Sykes, Charles J. The Hollow Men: Politics and Corruption in Higher Education. Washington DC: Regnery Gateway, 1990. 356 pages.

Charles Sykes, a conservative critic and reporter from Milwaukee, wrote this book as a follow-up to "ProfScam: Professors and the Demise of Higher Education" (1988). Half of "The Hollow Men" reviews trends and events in American higher education in the decades before 1970, while the other half is a case study of Dartmouth College, mostly from 1970 through the 1980s. The weak link in this thread is the author's limited knowledge of the 1960s. The issues and energy behind the Free Speech Movement in 1964, or the Columbia strike in 1968, completely escape Sykes, perhaps because he was only starting junior high about then.

Even after bracketing the 1960s, this book still has something to say. In the context of American higher education over many decades, the issues at Dartmouth during the 1980s demonstrate that something had gone very wrong on campuses.

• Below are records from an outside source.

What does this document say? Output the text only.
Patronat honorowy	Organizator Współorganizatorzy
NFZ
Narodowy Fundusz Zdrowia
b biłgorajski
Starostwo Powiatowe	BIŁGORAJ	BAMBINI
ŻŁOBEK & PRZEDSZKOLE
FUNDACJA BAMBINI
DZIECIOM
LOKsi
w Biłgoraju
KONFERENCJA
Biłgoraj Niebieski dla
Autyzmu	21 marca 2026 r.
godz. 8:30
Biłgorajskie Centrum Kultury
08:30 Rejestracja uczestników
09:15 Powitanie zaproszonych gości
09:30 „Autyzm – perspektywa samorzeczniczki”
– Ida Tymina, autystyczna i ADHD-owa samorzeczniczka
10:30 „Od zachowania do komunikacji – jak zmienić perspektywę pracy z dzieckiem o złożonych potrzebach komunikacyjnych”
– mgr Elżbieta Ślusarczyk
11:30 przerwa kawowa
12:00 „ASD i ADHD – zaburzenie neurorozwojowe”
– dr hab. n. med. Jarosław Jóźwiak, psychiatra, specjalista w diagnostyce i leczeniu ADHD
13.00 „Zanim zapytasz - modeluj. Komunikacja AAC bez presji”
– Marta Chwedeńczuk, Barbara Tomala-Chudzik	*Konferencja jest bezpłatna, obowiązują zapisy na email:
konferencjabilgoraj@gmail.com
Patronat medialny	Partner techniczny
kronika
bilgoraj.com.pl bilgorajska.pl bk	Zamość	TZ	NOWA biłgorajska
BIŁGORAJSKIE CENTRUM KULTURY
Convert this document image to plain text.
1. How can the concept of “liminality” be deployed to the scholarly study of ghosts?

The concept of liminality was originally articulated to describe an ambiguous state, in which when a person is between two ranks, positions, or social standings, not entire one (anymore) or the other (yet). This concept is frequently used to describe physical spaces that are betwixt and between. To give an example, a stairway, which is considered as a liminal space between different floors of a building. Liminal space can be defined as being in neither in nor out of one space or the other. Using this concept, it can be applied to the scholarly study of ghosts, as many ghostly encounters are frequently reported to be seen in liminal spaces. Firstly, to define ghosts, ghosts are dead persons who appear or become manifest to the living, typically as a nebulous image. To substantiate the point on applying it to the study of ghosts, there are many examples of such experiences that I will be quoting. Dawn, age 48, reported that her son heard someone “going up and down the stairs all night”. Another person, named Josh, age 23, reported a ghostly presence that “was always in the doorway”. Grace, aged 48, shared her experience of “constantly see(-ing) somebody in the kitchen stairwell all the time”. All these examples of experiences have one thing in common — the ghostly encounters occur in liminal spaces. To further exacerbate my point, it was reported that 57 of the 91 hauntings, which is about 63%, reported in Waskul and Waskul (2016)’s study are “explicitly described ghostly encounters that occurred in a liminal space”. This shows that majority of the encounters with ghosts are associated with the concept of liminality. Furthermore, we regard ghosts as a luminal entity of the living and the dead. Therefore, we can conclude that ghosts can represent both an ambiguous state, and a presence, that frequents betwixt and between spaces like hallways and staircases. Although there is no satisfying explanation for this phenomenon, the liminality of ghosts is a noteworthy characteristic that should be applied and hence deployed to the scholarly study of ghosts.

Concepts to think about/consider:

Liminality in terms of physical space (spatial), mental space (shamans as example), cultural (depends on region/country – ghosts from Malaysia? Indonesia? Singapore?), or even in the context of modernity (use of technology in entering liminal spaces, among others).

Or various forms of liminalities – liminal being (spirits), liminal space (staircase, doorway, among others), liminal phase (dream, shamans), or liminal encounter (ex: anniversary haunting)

But rather than blaming the 1960s, Sykes should have used some of his reporter's shoe leather to investigate the many millions that the Ford and Rockefeller foundations pumped into women's and ethnic studies on campus, beginning in the early 1970s. (For women's studies alone, Ford Foundation, by their own estimate, put in $24 million between 1972 and 1992.) Unfortunately for the reader, such inconvenient facts don't find a place in Sykes' preconception of how political correctness evolved.


Trumpbour, John, ed. How Harvard Rules: Reason in the Service of Empire. Boston: South End Press, 1989. 450 pages.

Several times a century, apparently, some American students take a look at their university and are horrified to discover that they are in the belly of the beast. It happened to Randolph Bourne at Columbia in 1917, it happened again at Columbia in 1968 (see NACLA's reprint of "Who Rules Columbia?" in NameBase), and it happened to me at the University of Southern California in 1969. That's when I discovered that the campus was owned by former CIA director and future Chile-destabilizer John McCone and his multimillionaire/multinational corporate cronies, the campus fraternities were controlled by future Watergate dirty-tricksters, and half of Ronald Reagan's California kitchen cabinet was on the Board of Trustees.

By now I'm more amused than outraged after reading How Harvard Rules, a collection of 26 essays from assorted academics who have kept their eyes open. Some concern rather esoteric issues, but these are offset with seven essays by Trumpbour himself, who was a Ph.D. student in Harvard's history department. He demonstrates an appreciation of Harvard's historical role, including its connections to the intelligence community.